After a plane flight, four days at Disneyland walking 40+ miles during a heatwave that went as high as 105 degrees Fahrenheit, and 600 miles of traveling around Southern California touring city after city, I was exhausted. Aaron apparently caught me resting my hands on my face like a kid. This is the moment I realized he was about to snap the picture before I went to stop him. It’s for Aunt Donna. She wants more pictures of me on the blog, which I rarely do. All I wanted, even more than the beach, at this particular window in time, was to go back to the room and play a game of Civilization while I relaxed. It didn’t help I had only slept three hours the night before … I couldn’t sleep in Palm Springs. It didn’t feel right.
The shopping is so niche in Laguna Beach, there are even places to buy dresses for your dog … I couldn’t help but crack up at this. To each his own, I suppose …
We started walking back to the hotel to get some work done, maybe I could get in a game of Civilization, when suddenly there was a hidden alley on our right.
We looked down it and saw a lookout point to the ocean so we decided to take another detour.
When we reached the end, the view was wonderful. This was looking up the coast to our left …
… and here’s the view to the right as the sun began to set. It was so bright, we could hardly make out the image when we took this.
Aaron stopped for a picture at the lookout point by the ocean.
We made our way back up the alley to the street and went a couple of blocks to the room.
Success! Back in the room, I kicked off my shoes, turned on the MacBook, and started a game as Ethiopia …
Aaron went out at night, as I played Civilization, to take pictures of the flowers and pool in the courtyard … we were going to walk down to the ocean at night but the city was suddenly abandoned except for a few homeless people, who, to be fair, were right there during the daytime, too. We had no idea whether the area was safe so we turned back before we strayed too far in the dark. It’s weird seeing people live on the streets, especially amongst all this luxury and wealth. You can tell that, in most cases, it’s not due to economic problems but mental illness. I can’t tell you the last time I saw a homeless person before this trip – easily years, maybe a decade.
Part of me wouldn’t mind owning this hotel … maybe when I’m older and retired, I’ll do something like that.
My dad, who grew up in California, always said it got cold here at night. The ocean breeze makes it feel like you’re in a refrigerator. We had to put pants and windbreakers on to go outside any time the sun had set. It’s such a difference from the way heat is transferred in the Midwestern humidity, where it stays warm even after dark.

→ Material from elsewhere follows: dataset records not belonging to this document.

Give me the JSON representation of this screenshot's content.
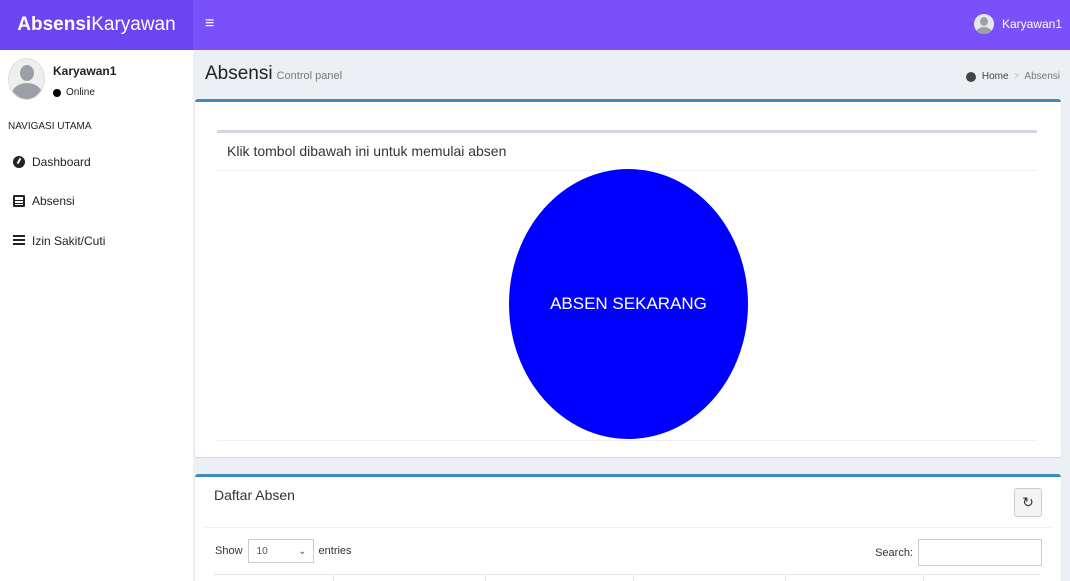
{
  "header": {
    "logo_bold": "Absensi",
    "logo_light": "Karyawan",
    "toggle_glyph": "≡",
    "user_name": "Karyawan1"
  },
  "sidebar": {
    "user_name": "Karyawan1",
    "status": "Online",
    "nav_header": "NAVIGASI UTAMA",
    "items": [
      {
        "label": "Dashboard",
        "icon": "dashboard-icon"
      },
      {
        "label": "Absensi",
        "icon": "list-alt-icon"
      },
      {
        "label": "Izin Sakit/Cuti",
        "icon": "list-icon"
      }
    ]
  },
  "content_header": {
    "title": "Absensi",
    "subtitle": "Control panel",
    "breadcrumb": [
      "Home",
      "Absensi"
    ]
  },
  "absen_box": {
    "instruction": "Klik tombol dibawah ini untuk memulai absen",
    "button_label": "ABSEN SEKARANG",
    "button_color": "#0000ff"
  },
  "daftar_box": {
    "title": "Daftar Absen",
    "refresh_glyph": "↻",
    "show_label": "Show",
    "entries_value": "10",
    "entries_label": "entries",
    "search_label": "Search:",
    "search_value": ""
  },
  "colors": {
    "header": "#7a50fb",
    "logo_bg": "#6c45f2",
    "box_border": "#3c8dbc"
  }
}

I’m going to try and get this posted but the so-called “high speed Internet” here is a joke. You may not see this for several days. I’ll finish editing it once we get to Montecito and all of the images have had a chance to upload and sync. We’re leaving in the morning and, on the drive, should see Newport Beach, Newport Coast, Huntington Beach, Seal Beach, Long Beach, Ranchos Palos Verdes, Palos Verdes Estates, Rendondo Beach, Hermosa Beach, Manhattan Beach, Santa Monica, Malibu, Oxnard, Ventura, and finally, Montecito, Santa Barbara, Goleta, etc. It’s going to be a long day but the drive should be pretty.